2009年7月6日月曜日

幸田露伴「努力論」を読む 第四章-2-6

【酔生夢死の生き方を拒否する】編述者■渡部昇一
 ここに「順人逆仙」という道家の言葉が霊光を放つのである。普通の人間は自然に従い、超越した人間は自然に逆らうという意味である。凡人は造物主の意のままに操られ、ポイと捨てられたら死んでいくしかない。これでは獣や虫けらと同じではないか。 
 素直に自然に従えば、人間は野猿と同じになってしまう。
 「逆なれば仙なり」という言葉の意味は、人間はただ造物主の意のままに操られるだけでなく、その意に逆らうことも許されているということだ。つまり人間が他の動物と違うところは、造物主の意思に参加できる権利をもっていることだ。他の動物たちが自然の意志にしたがって太古のままの姿で生きてきたのに対し、人間は淫欲・食欲その他の欲望をコントロールして獣たちと同じ部分を超越し、異なった部分を拡張して大きく距離を隔ててきた。

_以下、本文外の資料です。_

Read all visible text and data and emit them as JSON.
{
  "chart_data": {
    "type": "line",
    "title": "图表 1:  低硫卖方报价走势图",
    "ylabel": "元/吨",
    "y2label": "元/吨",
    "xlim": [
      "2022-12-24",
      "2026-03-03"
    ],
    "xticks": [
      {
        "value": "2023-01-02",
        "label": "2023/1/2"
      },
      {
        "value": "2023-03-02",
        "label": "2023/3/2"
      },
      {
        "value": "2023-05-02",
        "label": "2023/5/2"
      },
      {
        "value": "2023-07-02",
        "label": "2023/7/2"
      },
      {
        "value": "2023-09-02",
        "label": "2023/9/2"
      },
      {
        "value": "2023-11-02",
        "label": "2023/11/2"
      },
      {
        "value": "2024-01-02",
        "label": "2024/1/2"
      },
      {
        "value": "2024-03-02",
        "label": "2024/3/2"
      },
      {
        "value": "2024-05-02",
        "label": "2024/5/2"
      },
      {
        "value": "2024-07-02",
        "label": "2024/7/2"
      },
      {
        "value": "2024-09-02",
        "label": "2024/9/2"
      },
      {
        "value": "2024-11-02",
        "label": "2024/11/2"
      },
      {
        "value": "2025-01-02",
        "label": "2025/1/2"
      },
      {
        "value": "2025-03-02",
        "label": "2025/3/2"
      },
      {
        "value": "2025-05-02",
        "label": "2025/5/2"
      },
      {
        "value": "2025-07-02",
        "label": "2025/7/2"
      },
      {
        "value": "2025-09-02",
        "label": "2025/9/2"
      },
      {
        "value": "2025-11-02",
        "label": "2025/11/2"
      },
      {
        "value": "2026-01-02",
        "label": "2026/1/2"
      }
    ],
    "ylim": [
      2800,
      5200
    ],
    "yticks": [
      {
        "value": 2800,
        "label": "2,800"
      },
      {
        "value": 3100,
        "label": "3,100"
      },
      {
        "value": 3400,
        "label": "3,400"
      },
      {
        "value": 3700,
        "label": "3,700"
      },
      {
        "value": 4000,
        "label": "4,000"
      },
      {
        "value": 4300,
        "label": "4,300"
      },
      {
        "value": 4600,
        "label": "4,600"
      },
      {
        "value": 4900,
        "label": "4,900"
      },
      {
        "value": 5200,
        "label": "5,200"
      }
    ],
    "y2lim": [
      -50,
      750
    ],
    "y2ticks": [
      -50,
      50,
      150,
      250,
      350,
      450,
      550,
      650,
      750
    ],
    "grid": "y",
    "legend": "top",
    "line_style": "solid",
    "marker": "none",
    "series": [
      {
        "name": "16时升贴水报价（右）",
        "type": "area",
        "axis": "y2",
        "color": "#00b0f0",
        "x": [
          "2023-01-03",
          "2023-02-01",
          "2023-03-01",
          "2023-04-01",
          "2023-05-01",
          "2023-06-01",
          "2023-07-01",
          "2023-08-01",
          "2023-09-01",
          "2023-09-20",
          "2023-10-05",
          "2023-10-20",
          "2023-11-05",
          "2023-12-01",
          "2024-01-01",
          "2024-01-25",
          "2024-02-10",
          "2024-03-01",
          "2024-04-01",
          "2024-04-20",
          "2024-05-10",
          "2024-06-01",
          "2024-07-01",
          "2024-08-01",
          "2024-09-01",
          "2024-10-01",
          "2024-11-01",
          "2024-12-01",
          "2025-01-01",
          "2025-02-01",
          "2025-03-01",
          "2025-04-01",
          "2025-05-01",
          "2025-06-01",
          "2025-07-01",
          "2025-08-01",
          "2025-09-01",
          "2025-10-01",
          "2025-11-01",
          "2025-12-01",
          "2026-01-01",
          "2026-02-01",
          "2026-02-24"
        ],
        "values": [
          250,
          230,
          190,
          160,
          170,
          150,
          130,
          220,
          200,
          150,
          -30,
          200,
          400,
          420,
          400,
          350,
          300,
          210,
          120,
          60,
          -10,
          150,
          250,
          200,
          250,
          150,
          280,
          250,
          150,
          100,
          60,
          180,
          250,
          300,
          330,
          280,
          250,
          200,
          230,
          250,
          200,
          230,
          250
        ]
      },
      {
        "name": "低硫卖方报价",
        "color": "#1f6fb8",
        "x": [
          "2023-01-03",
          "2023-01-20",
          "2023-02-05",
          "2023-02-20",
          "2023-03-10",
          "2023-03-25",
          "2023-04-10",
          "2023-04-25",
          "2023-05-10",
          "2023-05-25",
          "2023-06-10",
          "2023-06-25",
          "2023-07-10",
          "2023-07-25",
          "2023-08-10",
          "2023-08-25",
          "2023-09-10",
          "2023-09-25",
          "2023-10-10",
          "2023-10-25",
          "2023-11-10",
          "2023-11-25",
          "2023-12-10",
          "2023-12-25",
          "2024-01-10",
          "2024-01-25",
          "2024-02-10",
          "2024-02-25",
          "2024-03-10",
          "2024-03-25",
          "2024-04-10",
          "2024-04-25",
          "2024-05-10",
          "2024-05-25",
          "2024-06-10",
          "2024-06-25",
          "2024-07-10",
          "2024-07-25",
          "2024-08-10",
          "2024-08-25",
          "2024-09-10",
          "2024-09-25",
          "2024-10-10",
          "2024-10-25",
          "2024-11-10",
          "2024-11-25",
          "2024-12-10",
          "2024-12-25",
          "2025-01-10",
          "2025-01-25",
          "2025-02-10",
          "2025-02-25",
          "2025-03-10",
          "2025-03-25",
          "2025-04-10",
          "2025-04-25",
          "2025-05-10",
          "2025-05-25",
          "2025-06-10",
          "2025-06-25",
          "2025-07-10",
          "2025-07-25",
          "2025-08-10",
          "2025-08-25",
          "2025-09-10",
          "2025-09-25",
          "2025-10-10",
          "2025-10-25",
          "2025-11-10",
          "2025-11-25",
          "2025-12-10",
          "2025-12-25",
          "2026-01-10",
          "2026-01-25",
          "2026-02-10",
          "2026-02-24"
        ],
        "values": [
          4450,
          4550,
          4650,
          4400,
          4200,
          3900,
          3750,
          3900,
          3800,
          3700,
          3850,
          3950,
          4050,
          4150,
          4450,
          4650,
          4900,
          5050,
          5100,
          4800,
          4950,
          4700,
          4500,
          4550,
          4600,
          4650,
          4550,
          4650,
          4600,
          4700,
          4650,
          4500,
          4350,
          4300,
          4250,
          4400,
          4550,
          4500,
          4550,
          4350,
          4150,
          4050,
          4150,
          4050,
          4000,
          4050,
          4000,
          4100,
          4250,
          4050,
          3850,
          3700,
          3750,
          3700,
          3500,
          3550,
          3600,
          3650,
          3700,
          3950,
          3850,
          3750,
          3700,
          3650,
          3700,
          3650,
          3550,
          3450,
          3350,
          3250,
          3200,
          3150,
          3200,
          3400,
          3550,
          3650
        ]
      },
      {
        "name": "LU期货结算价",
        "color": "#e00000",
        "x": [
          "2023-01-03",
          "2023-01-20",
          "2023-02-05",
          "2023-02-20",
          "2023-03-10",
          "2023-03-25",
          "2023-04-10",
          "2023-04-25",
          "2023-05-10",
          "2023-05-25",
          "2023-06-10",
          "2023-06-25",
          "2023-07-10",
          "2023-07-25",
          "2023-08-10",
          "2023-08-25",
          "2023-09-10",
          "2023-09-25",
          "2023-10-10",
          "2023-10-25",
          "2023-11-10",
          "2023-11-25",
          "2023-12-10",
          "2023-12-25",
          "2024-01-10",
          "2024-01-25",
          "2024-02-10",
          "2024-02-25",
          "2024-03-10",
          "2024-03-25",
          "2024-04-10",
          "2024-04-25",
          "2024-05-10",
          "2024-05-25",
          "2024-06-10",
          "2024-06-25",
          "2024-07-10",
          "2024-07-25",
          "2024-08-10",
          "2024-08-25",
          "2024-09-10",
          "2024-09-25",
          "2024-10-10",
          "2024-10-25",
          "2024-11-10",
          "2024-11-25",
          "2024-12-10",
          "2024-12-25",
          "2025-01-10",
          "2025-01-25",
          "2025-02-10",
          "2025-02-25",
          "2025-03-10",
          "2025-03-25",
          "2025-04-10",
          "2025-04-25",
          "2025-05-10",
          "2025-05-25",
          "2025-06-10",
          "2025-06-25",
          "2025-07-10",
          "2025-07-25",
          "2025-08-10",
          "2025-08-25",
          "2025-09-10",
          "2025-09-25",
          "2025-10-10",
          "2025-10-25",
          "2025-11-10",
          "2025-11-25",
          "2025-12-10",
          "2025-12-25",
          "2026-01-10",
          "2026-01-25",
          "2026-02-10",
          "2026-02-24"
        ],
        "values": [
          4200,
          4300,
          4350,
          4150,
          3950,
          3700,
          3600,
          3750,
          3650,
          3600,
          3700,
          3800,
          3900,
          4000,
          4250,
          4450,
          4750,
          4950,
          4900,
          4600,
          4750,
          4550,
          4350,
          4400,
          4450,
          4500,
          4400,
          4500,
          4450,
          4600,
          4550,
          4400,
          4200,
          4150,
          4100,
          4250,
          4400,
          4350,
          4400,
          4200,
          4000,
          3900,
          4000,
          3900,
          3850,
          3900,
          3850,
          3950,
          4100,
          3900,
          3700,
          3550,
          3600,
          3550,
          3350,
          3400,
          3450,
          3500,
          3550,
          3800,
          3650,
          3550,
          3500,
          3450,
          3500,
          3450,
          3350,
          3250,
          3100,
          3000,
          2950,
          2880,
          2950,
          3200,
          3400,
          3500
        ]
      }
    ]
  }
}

 これこそ人類が血をもって描いてきた数千年の歴史である。キリストはこのために死に、釈迦はこのために苦しみ、孔子はこのためにやせ、老子はこのために饒舌をあえてしたのだといえる。
 人間はただ単に生まれて、そして死んでいくことを肯定してはいない。意識的にも無意識的にも、他のすべての動物を超越し、前代文明を超越し、かつまた自己をも超越してゆくことを欲している。そしてその希望は、少しずつ実現していきつつある。これはつまり、大なる造物主がその大なる意志の中へ人間が参加することを許しているからである。つまり人間は小なる造物主になりえるのだ。 
 造物主は、いわば立法者である。宇宙はその法律によって支配されている。動物たちはただ意味もわからず、その法に従って画一的に生まれてきては死んでゆく。人類でも、ある者は、いや多くの凡愚な者は同様に酔生夢死している。
 しかしわれわれ人類は、造物主の法律がいかなるものか理解はしても盲従せず、それを賢く運用して造物主の分身である地位を確保しなければならないのである。
 造物主が人間にも与えている獣たちと同じ《低級約束(姿形・機能・欲望など)》からある程度自由になり、不要なものは辞退しよう。そして人間にだけ与えられた《高級権利(造物主の分身としての権利・力)》を駆使したい。これが「逆なれば仙なり」の意味である。
 昔の賢人鉄人は、すでにしてこの実践を示してくれている。獣たちと同レベルの低級な色欲や食欲、あるいは無意味な娯楽、怒りや争い、煩悩愛憎、あげく自分の命まで捨てることをためらっていない。
 気を練り精神を統一することによって、この造物主の与えてくれた《高級権利》を、しっかりとわがものとしようではないか。この修養こそ錬気全神(気を練り精神をよく保つ)ということなのである。